Mohon tunggu...
Sri Rumani
Sri Rumani Mohon Tunggu... Pustakawan - Pustakawan

Rakyat kecil, bukan siapa-siapa dan tidak memiliki apa-apa kecuali Alloh SWT yang sedang berjalan dalam "kesenyapan" untuk mendapatkan pengakuan "profesinya". Sayang ketika mendekati tujuan dihadang dan diusir secara terorganisir, terstruktur, dan konstitusional... Email:srirumani@yahoo.com

Selanjutnya

Tutup

Sosbud Pilihan

"Bhineka Tunggal Ika", Semangat Pemersatu Bangsa

4 Juni 2018   10:24 Diperbarui: 4 Juni 2018   10:31 4175
+
Laporkan Konten
Laporkan Akun
Kompasiana adalah platform blog.

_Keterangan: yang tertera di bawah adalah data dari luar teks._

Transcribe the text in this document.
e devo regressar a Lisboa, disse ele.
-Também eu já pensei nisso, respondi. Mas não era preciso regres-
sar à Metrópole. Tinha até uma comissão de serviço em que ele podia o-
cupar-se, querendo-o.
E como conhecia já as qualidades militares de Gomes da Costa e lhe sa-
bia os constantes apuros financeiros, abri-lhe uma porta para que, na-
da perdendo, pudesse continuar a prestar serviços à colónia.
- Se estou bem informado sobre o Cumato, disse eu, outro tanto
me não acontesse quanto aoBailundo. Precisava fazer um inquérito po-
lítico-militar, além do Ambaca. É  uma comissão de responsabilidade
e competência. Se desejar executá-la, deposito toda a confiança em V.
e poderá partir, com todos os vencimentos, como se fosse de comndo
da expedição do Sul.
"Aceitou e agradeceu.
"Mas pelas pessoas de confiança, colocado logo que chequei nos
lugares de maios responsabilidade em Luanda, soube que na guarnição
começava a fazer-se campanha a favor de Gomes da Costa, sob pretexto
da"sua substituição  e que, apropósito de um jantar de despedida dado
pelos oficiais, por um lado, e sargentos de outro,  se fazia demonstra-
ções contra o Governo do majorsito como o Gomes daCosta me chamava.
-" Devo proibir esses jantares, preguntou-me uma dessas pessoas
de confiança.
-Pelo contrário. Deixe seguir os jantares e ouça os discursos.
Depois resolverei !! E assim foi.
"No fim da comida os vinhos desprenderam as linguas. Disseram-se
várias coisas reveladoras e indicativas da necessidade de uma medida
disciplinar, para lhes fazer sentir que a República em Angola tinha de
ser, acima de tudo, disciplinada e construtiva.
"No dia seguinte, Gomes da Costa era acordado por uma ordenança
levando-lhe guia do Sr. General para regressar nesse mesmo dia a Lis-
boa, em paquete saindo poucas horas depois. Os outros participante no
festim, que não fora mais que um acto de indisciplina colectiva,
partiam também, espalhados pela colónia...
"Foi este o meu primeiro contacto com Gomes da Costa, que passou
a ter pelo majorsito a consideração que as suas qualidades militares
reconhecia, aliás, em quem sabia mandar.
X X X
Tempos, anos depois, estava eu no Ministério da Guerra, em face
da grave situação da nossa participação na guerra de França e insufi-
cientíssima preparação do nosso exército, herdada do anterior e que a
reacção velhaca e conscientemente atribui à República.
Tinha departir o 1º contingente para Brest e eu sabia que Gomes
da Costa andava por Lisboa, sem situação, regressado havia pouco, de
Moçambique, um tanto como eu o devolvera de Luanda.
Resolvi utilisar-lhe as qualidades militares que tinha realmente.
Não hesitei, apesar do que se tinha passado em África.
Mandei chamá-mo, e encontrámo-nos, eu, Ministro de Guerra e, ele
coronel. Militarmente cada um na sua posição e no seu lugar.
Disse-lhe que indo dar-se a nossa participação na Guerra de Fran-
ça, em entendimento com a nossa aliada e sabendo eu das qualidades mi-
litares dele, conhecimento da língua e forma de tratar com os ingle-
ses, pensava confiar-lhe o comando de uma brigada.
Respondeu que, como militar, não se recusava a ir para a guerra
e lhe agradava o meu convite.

Konten ini menjadi tanggung jawab bloger dan tidak mewakili pandangan redaksi Kompas.

Bulan Juni menorehkan tonggak sejarah sebagai hari lahirnya Pancasila, dasar negara Kesatuan Republik Indonesia, yang ditetapkan tanggal 1 (satu), dengan Keputusan Presiden No.24 Tahun 2016. Masih dalam suasana memperingati lahirnya Pancasila, relevan mengulik istilah "Bhinneka Tunggal Ika" yang terbentang sebagai pijakan kaki burung Garuda Pancasila yang kokoh mencengkeram. "Bhineka Tunggal Ika", berarti berbeda-beda tetapi tetap satu, sebagai semboyan kesatuan dan persatuan bagi masyarakat Indonesia.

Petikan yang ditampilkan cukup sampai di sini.